Methods: In this prospective study, 1000 consecutive patients attending for routine colonoscopy were examined for flat or depressed lesions. The examinations were done by one European colonoscopist using methods developed in Japan.
Findings: 321 adenomas were found: 202 (63%) were polypoid, 36% (117) were flat and 2 (0.6%) appeared depressed. Most adenomas contained areas of mild or moderate dysplasia but 10% (31) were severely dysplastic.
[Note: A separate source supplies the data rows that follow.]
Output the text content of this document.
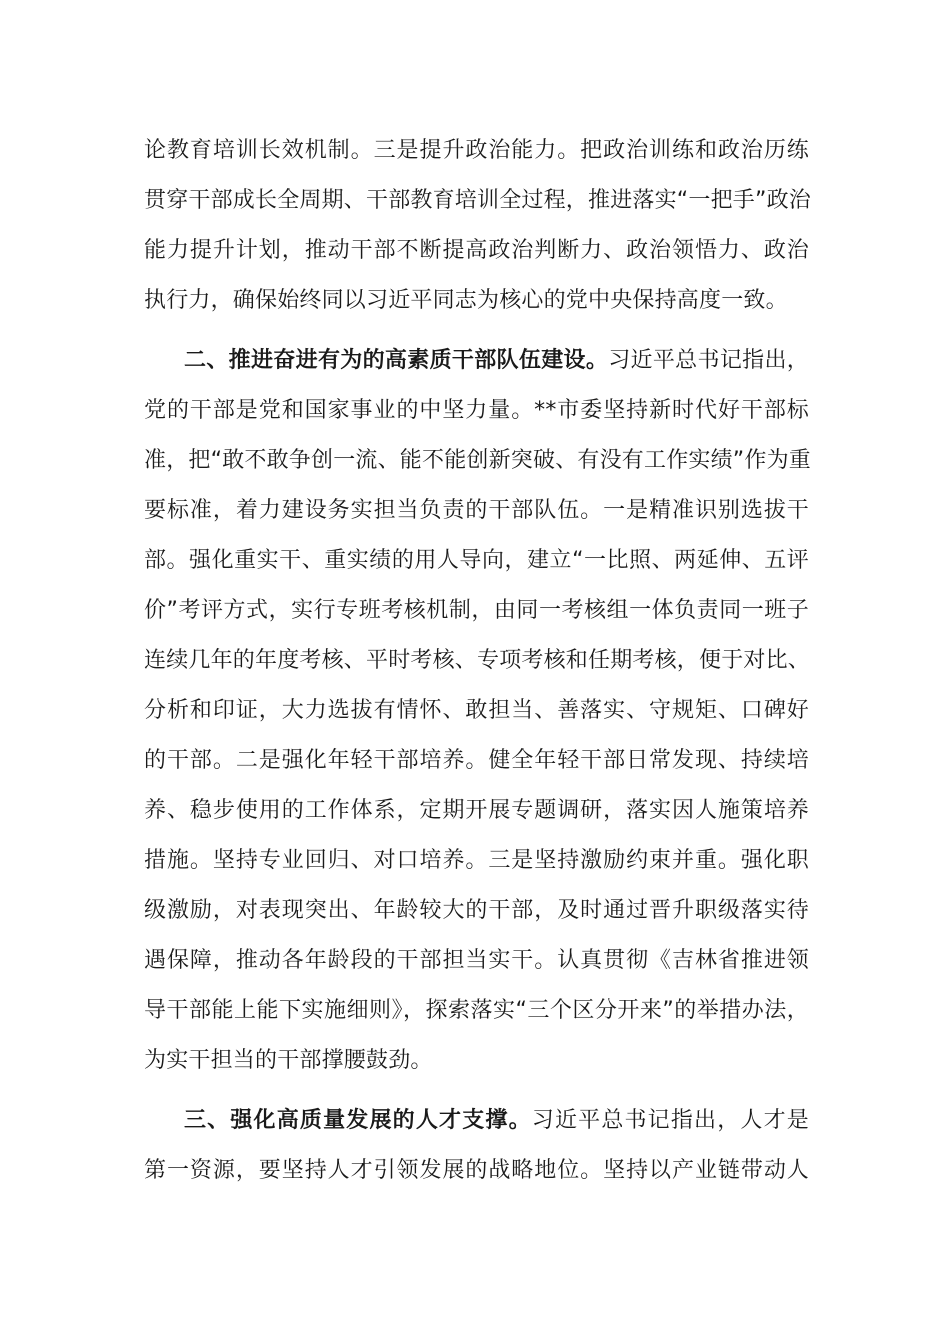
论教育培训长效机制。三是提升政治能力。把政治训练和政治历练
贯穿干部成长全周期、干部教育培训全过程，推进落实“一把手”政治
能力提升计划，推动干部不断提高政治判断力、政治领悟力、政治
执行力，确保始终同以习近平同志为核心的党中央保持高度一致。
二、推进奋进有为的高素质干部队伍建设。习近平总书记指出，
党的干部是党和国家事业的中坚力量。**市委坚持新时代好干部标
准，把“敢不敢争创一流、能不能创新突破、有没有工作实绩”作为重
要标准，着力建设务实担当负责的干部队伍。一是精准识别选拔干
部。强化重实干、重实绩的用人导向，建立“一比照、两延伸、五评
价”考评方式，实行专班考核机制，由同一考核组一体负责同一班子
连续几年的年度考核、平时考核、专项考核和任期考核，便于对比、
分析和印证，大力选拔有情怀、敢担当、善落实、守规矩、口碑好
的干部。二是强化年轻干部培养。健全年轻干部日常发现、持续培
养、稳步使用的工作体系，定期开展专题调研，落实因人施策培养
措施。坚持专业回归、对口培养。三是坚持激励约束并重。强化职
级激励，对表现突出、年龄较大的干部，及时通过晋升职级落实待
遇保障，推动各年龄段的干部担当实干。认真贯彻《吉林省推进领
导干部能上能下实施细则》，探索落实“三个区分开来”的举措办法，
为实干担当的干部撑腰鼓劲。
三、强化高质量发展的人才支撑。习近平总书记指出，人才是
第一资源，要坚持人才引领发展的战略地位。坚持以产业链带动人
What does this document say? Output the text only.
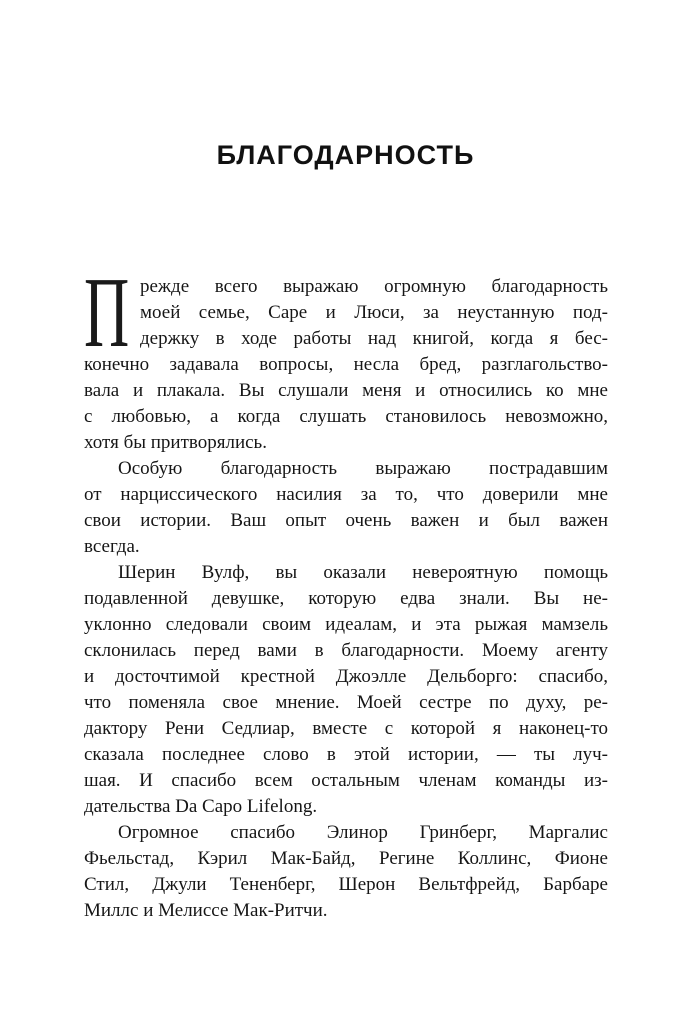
БЛАГОДАРНОСТЬ
П режде всего выражаю огромную благодарность
моей семье, Саре и Люси, за неустанную под-
держку в ходе работы над книгой, когда я бес-
конечно задавала вопросы, несла бред, разглагольство-
вала и плакала. Вы слушали меня и относились ко мне
с любовью, а когда слушать становилось невозможно,
хотя бы притворялись.
Особую благодарность выражаю пострадавшим
от нарциссического насилия за то, что доверили мне
свои истории. Ваш опыт очень важен и был важен
всегда.
Шерин Вулф, вы оказали невероятную помощь
подавленной девушке, которую едва знали. Вы не-
уклонно следовали своим идеалам, и эта рыжая мамзель
склонилась перед вами в благодарности. Моему агенту
и досточтимой крестной Джоэлле Дельборго: спасибо,
что поменяла свое мнение. Моей сестре по духу, ре-
дактору Рени Седлиар, вместе с которой я наконец-то
сказала последнее слово в этой истории, — ты луч-
шая. И спасибо всем остальным членам команды из-
дательства Da Capo Lifelong.
Огромное спасибо Элинор Гринберг, Маргалис
Фьельстад, Кэрил Мак-Байд, Регине Коллинс, Фионе
Стил, Джули Тененберг, Шерон Вельтфрейд, Барбаре
Миллс и Мелиссе Мак-Ритчи.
Six Dukes' A adenocarcinomas were identified together with 25 more advanced adenocarcinomas. The likelihood of Dukes' A cancer or severe dysplasia increased from 4% (3/70) in small flat lesions, to 6% (9/154) in small polyps, 16% (8/50) in larger polyps, 29% (14/49) in large flat lesions, and 75% (3/4) in depressed lesions. 54% (20/37) lesions containing severe dysplasia or Dukes' A carcinoma were flat or depressed.
Interpretation: The polyp-carcinoma hypothesis prompts colonoscopists to search only for polypoid lesions when screening for cancer, and many early colorectal neoplasms may therefore be missed. Colonoscopists require training in the recognition of flat and depressed lesions to detect colorectal tumours in the early stages.